The Cloudflare Stack
CREATE SOMETHING uses Cloudflare because it embodies edge philosophy:
Workers
JavaScript/TypeScript that runs everywhere. No containers, no VMs, no servers to manage.
export default {
async fetch(request: Request, env: Env): Promise<Response> {
// This code runs at the edge closest to the user
const result = await env.DB.prepare('SELECT * FROM data').all();
return Response.json(result);
}
};
D1
SQLite at the edge. The database model everyone knows, running globally.
// Familiar SQL, global distribution
const users = await env.DB
.prepare('SELECT * FROM users WHERE active = ?')
.bind(true)
.all();
KV
Key-value storage with eventual consistency. Perfect for caching, configuration, feature flags.
// Read from the nearest edge location
const config = await env.KV.get('site-config', { type: 'json' });
R2
Object storage without egress fees. The cost model that makes sense.
// Store and serve assets globally
await env.BUCKET.put('file.pdf', fileBuffer);
The Zuhandenheit Test
Apply the Heidegger test to your infrastructure:
If you're thinking about the infrastructure, it's failed.

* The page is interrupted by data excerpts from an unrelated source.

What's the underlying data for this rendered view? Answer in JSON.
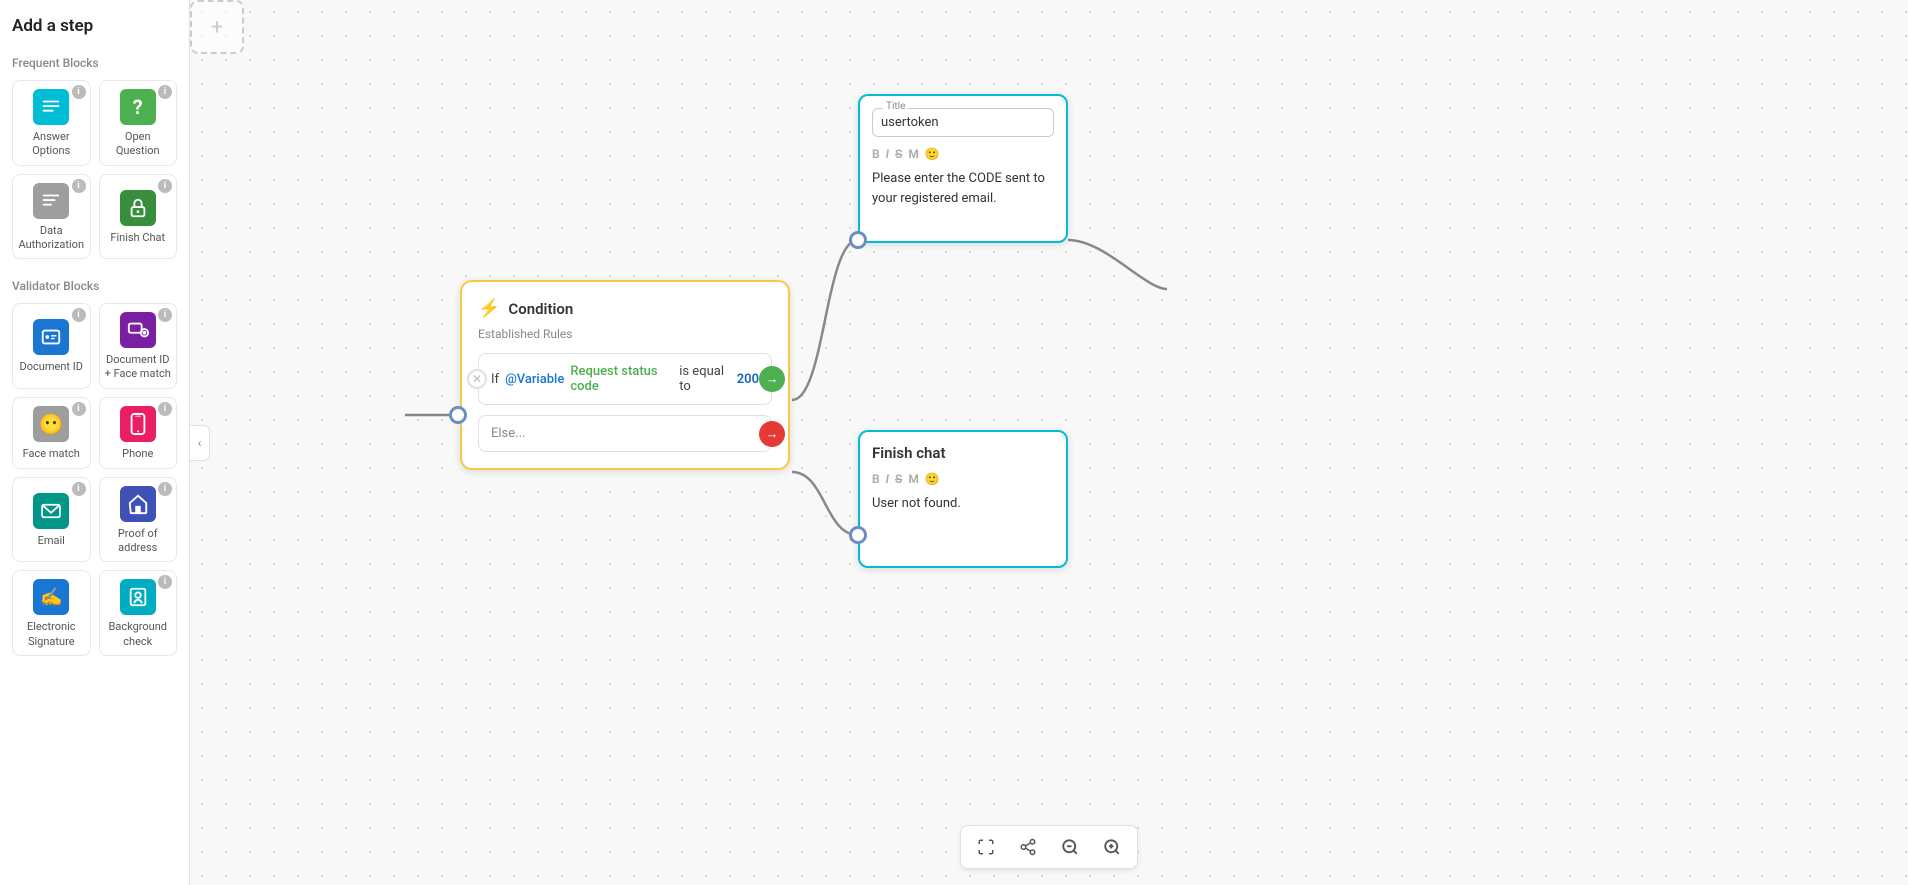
{
  "sidebar": {
    "title": "Add a step",
    "frequent_label": "Frequent Blocks",
    "validator_label": "Validator Blocks",
    "frequent_blocks": [
      {
        "id": "answer-options",
        "label": "Answer Options",
        "icon": "☰",
        "color": "teal"
      },
      {
        "id": "open-question",
        "label": "Open Question",
        "icon": "?",
        "color": "green"
      },
      {
        "id": "data-auth",
        "label": "Data Authorization",
        "icon": "≡",
        "color": "gray"
      },
      {
        "id": "finish-chat",
        "label": "Finish Chat",
        "icon": "🔒",
        "color": "green-dark"
      }
    ],
    "validator_blocks": [
      {
        "id": "document-id",
        "label": "Document ID",
        "icon": "🪪",
        "color": "blue"
      },
      {
        "id": "document-face",
        "label": "Document ID + Face match",
        "icon": "🪪",
        "color": "purple"
      },
      {
        "id": "face-match",
        "label": "Face match",
        "icon": "😶",
        "color": "gray"
      },
      {
        "id": "phone",
        "label": "Phone",
        "icon": "📱",
        "color": "pink"
      },
      {
        "id": "email",
        "label": "Email",
        "icon": "✉",
        "color": "teal2"
      },
      {
        "id": "proof-address",
        "label": "Proof of address",
        "icon": "🏠",
        "color": "indigo"
      },
      {
        "id": "electronic-sig",
        "label": "Electronic Signature",
        "icon": "✍",
        "color": "blue"
      },
      {
        "id": "background-check",
        "label": "Background check",
        "icon": "🔍",
        "color": "cyan"
      }
    ]
  },
  "canvas": {
    "condition_node": {
      "title": "Condition",
      "subtitle": "Established Rules",
      "rule_text": "If",
      "rule_var": "@Variable",
      "rule_highlight": "Request status code",
      "rule_equal": "is equal to",
      "rule_value": "200",
      "else_label": "Else..."
    },
    "message_node": {
      "field_label": "Title",
      "title": "usertoken",
      "body": "Please enter the CODE sent to your registered email."
    },
    "finish_node": {
      "title": "Finish chat",
      "body": "User not found."
    },
    "plus_node": {
      "symbol": "+"
    }
  },
  "toolbar": {
    "buttons": [
      {
        "id": "fit",
        "icon": "⊞",
        "label": "fit screen"
      },
      {
        "id": "share",
        "icon": "⎇",
        "label": "share"
      },
      {
        "id": "zoom-out",
        "icon": "−",
        "label": "zoom out"
      },
      {
        "id": "zoom-in",
        "icon": "+",
        "label": "zoom in"
      }
    ]
  },
  "colors": {
    "teal": "#00bcd4",
    "green": "#4caf50",
    "yellow": "#f9c846",
    "red": "#e53935",
    "blue": "#1976d2"
  }
}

Signs of infrastructure becoming visible:
- Debugging region-specific issues
- Managing scaling thresholds
- Worrying about cold start times
- Coordinating multi-region deployments
Signs of infrastructure receding:
- Deploying without thinking about regions
- Scaling happens automatically
- Response times are consistently fast
- The code is the configuration
The Trade-offs (Honest Assessment)
Edge isn't perfect for everything:
When Edge Excels
- Read-heavy workloads
- Global user distribution
- Static content with dynamic edges
- Request/response APIs
When Edge Struggles
- Heavy computation (limited CPU time)
- Large data processing
- Long-running connections
- Complex transaction patterns
The subtractive approach: Use edge for what it does well. Don't force it where it doesn't fit.
SvelteKit + Cloudflare
SvelteKit's adapter system makes edge deployment transparent:
// svelte.config.js
import adapter from '@sveltejs/adapter-cloudflare';
export default {
kit: {
adapter: adapter()
}
};
One configuration change. Your entire application runs at the edge.
// +page.server.ts
export const load: PageServerLoad = async ({ platform }) => {
// platform.env contains your Cloudflare bindings
const data = await platform.env.DB.prepare('SELECT * FROM posts').all();
return { posts: data.results };
};
The framework disappears into the platform.
The Pattern
Edge architecture follows a simple pattern:
- Compute at the edge → Workers handle logic
- Store at the edge → D1/KV/R2 for data
- Cache aggressively → KV for hot paths
- Stream when possible → Reduce time-to-first-byte
export default {
async fetch(request: Request, env: Env): Promise<Response> {
const url = new URL(request.url);
// 1. Try cache first (KV)
const cached = await env.CACHE.get(url.pathname);
if (cached) return new Response(cached);
// 2. Compute if needed (Workers)
const data = await env.DB.prepare('SELECT * FROM content WHERE path = ?')
.bind(url.pathname)
.first();
if (!data) return new Response('Not Found', { status: 404 });
// 3. Cache for next time
await env.CACHE.put(url.pathname, JSON.stringify(data), {
expirationTtl: 3600
});
return Response.json(data);
}
};
The Deeper Principle
Edge computing is not about speed. Speed is the symptom.
The principle is: proximity creates simplicity.
When compute is close to users:
- Network complexity disappears
- Scaling becomes automatic
- Global distribution is default
Subtractive architecture at the infrastructure level.
Cross-Property References
Canon Reference: See Functional Transparency Pattern for how infrastructure should recede into use.
Research Depth: Read Hermeneutic Debugging for how understanding emerges through system interaction.
Practice: The CREATE SOMETHING properties all run on Cloudflare's edge infrastructure—study the implementations in the monorepo.
Reflection
Before moving on:
- Diagram your current infrastructure. How many layers exist between users and their data?
- Which components could be eliminated if compute was at the edge?
- When do you think about infrastructure? Those are the friction points.
Good infrastructure is infrastructure you forget exists.